Actual reform is what the Depublicrat party is there to prevent at all costs.
Have we reached critical mass where the administration can’t be connected to anything for it to pass, no matter how seemingly innocuous? The Senators have passed hideous bills in the recent pass, so I doubt the contents bothered them as much as association with the White House.
Is this a typo? I was just wondering if you meant “vapid” or “radical”:
“This bill basically allowed House Republicans to have their cake and eat it too: they could tell the more rapid members of their base”
At any rate, very glad to see this bill die. It seemed like the worst of all possible worlds.
“rabid”
Fixing, thanks!
Hatred of Fannie and Freddie is rabid among Republicans.
Oh, duh– why didn’t I think of that?
Fannie and Freddie were the *least* problematic part of the mortgage market before 2008 – they had significantly lower default rates that the rest of the market. They only had problems because the free market went so nuts during the housing bubble. I’m sure they could be improved, but they’re fine as is. It’s the non-GSE side that needs reform.
Perhaps “rabid” was intended. I didn’t write the article, but I do have plenty of experience creating typographical errors!
Yves beat me by 2 minutes!
With estimates of a $80 – 200 billion bailout coming on top of the $185 billion already gone, what hope can there be for F & F as a leveraged bet on the one way speed of house prices? We’re being had upside down and over. The report into our of our tiny bank mergers cost £4.5 million for something a current commercial fraud cop could have done in a day. Our Coop Bank didn’t visit the assets and nor did the accountants of two big firms.

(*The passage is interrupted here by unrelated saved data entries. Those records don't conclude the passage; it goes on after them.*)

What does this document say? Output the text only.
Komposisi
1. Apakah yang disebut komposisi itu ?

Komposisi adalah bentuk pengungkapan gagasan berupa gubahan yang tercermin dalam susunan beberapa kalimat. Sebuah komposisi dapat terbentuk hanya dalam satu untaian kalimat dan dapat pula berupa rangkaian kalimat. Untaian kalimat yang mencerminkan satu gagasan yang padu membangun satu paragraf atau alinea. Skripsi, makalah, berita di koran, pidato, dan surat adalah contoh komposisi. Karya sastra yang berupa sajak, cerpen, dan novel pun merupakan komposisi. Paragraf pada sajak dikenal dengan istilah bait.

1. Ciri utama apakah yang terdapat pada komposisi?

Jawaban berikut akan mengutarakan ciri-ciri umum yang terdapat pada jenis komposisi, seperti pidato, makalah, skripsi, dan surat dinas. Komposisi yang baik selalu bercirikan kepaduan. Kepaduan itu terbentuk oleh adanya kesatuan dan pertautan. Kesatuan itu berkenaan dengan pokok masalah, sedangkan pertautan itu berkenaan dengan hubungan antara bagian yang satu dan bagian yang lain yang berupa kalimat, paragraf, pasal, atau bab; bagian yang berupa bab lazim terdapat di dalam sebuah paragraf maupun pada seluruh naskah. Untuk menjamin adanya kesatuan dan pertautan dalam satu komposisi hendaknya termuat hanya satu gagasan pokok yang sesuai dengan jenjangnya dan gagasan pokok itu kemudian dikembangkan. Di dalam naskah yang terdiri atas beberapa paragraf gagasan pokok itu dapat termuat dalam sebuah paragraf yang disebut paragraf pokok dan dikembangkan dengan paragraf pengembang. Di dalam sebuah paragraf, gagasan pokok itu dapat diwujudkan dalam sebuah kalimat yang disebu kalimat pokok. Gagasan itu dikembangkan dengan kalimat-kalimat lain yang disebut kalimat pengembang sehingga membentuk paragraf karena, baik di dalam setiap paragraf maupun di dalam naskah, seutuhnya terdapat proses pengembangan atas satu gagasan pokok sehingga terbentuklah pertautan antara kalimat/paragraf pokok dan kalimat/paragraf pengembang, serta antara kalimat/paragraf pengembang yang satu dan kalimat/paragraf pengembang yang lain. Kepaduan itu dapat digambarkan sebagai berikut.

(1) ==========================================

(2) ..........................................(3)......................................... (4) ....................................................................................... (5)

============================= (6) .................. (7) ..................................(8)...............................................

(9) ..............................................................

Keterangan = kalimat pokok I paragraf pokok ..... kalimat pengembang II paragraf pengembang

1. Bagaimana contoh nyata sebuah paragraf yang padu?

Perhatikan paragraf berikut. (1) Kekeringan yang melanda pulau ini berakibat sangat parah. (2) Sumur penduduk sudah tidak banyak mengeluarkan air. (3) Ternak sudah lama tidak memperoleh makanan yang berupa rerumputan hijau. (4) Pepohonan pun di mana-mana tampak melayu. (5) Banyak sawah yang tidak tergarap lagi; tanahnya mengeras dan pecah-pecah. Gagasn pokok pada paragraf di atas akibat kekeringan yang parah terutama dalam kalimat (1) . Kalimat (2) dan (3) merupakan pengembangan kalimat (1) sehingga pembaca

http://www.thekellyreview.co.uk/documents/168461-07-Kelly%20Review-FINAL%20REPORT-30APR14.pdf
I see no answers to F & F as long as the cops are not sent in with a new public scutiny prosecution framework. Across public scrutiny we are merely paying lawyers for more cover-up.
Have any of you heard of these people? They are harrassing a friend -demanding copies of her w2s from the year she got her loan and copies of her settlement papers…first offered her money now threatening to go to her employers ( not sure why) and making other thinly vieled “the authorities will get you” type threats. Sounds like the fight buyback demands madeby GSEs.